💡This is a reader's perspective on the paper written by Zheng Yang (from the Georgia Institute of Technology) and published at the USENIX Security 2023.
Brief Description
While I lack understanding of the clickjacking of ads and deployment of Social Engineering ads, I fail to suggest some alternatives to the approach taken by the authors. Besides that, I might fail to identify some of the key aspects of the paper.
Despite that, the paper suggests a classification for Social Engineering ads, which are ads that redirect the user to a page and trick them into doing something else without their consent. That could be tricking the user into downloading adware or clicking on ads to make the attacker earn money on the click.
They do that by creating a
Observations
First of all, most of the observations here might be caused by some misunderstanding I had on the paper (which may be caused by personal misreadings, even though I tried to read a few times some of the parts).
With that said, I still fail to understand how they got the data from the ads using publicwww.com.
Besides that, I still don't understand what the WAHG look like, and how they derive it from the logs extracted from CDP (Which I really would like to understand). Since their code is open sourced, I am thinking of taking a look later on.
There might be a typo on the Introduction at page 3, where they said "sea" instead of "SE-ad".
Very old version of Chromium (87), since now it is 126.
The paper also suggests the behavior of cloaking techniques that might cause a limitation to their work. That is indeed a nice study GAP still, to how to bypass it. Besides, seeing the cloaking techniques under the glasses of this graph-based tool is a very nice idea.
Initial Questions
The first question I had while reading the paper was about the tool they used to extract the WAHG graph from the webpages, and how they made the crawling. Even though it is not completely described in the paper (again, it might be my fault), they open-sourced the tool.
Where do the experiment ideas come from?
I like how they got the idea to instrument the Blink CDP from PageGraph, create the WAHG representation of the page, and make a classification system on top of the data-gathering tool. Ultimately, all the papers are basically consequences of a data-gathering technique.
What are the interesting ideas/results?
I like the idea of analyzing the concept drift of the classifier, by testing with data gotten from a year later.
Another thing that I liked is that, even with the argument of being a little bit more generic than other tools, it still relies on some specific characteristics of SE-ads, by analyzing the redirection behavior and clickjacking.

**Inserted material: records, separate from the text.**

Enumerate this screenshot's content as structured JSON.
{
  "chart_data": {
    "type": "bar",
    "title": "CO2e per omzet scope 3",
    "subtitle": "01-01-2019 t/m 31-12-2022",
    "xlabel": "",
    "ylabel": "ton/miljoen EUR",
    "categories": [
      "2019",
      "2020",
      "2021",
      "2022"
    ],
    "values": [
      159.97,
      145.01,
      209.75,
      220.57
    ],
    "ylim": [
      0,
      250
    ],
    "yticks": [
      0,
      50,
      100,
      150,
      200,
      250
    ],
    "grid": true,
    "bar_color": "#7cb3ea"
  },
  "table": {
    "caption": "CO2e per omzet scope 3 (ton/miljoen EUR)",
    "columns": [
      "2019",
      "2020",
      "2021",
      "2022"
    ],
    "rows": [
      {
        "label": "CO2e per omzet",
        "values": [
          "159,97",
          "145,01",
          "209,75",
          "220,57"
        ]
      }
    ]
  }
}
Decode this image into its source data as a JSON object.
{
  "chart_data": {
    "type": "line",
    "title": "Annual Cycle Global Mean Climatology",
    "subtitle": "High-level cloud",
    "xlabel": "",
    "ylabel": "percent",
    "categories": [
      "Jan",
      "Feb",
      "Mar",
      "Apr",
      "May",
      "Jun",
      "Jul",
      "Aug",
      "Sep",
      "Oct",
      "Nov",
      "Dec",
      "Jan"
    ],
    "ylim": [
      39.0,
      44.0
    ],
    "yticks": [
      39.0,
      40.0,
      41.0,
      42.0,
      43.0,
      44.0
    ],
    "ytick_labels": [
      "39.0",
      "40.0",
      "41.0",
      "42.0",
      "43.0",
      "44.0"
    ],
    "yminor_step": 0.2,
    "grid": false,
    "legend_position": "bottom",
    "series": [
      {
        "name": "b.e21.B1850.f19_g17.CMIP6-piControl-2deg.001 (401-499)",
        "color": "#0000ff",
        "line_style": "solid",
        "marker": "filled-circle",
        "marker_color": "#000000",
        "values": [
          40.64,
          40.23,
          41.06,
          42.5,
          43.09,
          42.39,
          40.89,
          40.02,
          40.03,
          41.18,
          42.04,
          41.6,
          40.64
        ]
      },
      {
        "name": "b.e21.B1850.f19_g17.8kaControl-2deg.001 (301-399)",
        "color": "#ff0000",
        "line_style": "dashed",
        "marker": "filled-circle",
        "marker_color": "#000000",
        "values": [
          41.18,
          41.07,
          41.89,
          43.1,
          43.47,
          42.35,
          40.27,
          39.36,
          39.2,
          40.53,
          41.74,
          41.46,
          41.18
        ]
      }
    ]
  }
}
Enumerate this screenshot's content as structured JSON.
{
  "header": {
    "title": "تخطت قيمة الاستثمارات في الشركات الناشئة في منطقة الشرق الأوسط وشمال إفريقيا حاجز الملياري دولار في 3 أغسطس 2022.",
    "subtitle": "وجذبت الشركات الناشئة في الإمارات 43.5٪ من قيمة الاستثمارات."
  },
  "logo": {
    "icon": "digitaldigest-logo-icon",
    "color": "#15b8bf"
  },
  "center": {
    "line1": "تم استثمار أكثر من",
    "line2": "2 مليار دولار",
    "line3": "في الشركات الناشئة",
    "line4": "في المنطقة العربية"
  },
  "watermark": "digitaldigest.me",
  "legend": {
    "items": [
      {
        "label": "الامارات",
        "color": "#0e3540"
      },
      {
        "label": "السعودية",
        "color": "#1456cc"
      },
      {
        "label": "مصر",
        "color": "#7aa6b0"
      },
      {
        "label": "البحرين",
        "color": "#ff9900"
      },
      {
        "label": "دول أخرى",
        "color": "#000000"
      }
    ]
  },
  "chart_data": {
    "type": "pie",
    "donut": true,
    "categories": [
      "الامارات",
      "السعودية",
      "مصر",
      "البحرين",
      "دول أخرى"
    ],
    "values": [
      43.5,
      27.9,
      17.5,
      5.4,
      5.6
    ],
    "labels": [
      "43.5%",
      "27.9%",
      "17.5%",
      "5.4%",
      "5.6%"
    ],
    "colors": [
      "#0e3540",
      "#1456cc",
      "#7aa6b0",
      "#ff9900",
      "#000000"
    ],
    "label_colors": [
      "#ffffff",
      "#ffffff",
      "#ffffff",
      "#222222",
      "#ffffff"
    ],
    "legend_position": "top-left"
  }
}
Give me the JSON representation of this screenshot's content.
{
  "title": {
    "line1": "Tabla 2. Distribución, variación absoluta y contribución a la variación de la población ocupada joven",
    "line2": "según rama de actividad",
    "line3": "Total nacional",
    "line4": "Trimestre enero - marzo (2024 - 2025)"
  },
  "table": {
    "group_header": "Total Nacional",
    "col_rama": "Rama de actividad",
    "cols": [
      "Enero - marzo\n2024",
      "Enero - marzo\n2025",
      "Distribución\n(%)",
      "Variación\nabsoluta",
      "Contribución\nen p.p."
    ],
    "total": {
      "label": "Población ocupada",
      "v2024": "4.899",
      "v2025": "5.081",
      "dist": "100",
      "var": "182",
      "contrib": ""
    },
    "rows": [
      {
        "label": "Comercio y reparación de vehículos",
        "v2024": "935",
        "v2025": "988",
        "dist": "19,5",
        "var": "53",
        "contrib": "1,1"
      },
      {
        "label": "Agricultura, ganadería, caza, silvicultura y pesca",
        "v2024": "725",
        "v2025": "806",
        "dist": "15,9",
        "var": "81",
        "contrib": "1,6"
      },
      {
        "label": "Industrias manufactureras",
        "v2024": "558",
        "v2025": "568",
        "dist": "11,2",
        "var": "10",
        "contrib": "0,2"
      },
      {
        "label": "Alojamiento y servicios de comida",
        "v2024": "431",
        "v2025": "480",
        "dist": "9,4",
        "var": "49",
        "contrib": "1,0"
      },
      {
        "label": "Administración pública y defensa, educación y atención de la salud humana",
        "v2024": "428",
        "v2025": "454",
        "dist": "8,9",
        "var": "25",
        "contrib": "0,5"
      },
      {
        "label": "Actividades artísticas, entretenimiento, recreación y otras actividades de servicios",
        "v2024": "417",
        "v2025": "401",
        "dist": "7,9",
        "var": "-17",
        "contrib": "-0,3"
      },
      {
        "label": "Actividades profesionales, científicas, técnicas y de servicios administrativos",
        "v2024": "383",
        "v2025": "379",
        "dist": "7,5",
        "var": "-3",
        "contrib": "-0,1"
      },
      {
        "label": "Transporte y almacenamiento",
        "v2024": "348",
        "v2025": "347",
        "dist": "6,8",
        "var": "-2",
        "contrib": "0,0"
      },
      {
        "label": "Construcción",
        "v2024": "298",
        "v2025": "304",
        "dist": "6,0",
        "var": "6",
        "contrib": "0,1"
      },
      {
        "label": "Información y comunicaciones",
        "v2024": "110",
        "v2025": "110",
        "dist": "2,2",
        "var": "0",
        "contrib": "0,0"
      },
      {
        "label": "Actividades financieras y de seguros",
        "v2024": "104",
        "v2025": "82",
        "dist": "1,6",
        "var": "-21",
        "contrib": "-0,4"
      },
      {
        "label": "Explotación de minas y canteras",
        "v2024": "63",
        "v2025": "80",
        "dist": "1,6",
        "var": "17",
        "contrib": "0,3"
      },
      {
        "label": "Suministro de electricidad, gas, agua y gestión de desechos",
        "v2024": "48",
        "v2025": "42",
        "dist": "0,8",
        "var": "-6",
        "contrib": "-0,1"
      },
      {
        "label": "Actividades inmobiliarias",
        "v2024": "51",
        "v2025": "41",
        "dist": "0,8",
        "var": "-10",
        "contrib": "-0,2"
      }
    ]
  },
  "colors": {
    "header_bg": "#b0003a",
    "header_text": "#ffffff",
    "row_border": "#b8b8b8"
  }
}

Creating the graph representation of the logs is also a very nice idea. It might be interesting to reproduce.
Another nice idea from their crawler is the webpage interaction page. It is a thing that is being done by other works and might be nice to have. Understanding the pages by interacting with them as well.
I also like the idea that they had to cluster the pages using the perceptual hash of the screenshots of each website so that they could reduce the number of manual classifications they had.
Besides that, I really like the performance evaluation of the classifier that they had. I left the reading without any doubts or ideas of how to evaluate the classifier even further. That can also be said for the feature importance analysis they did in the paper.
On the performance evaluation part, it is also a nice idea to compare the tool against commercial tools. In this case, they compared against the Brave ad blocker.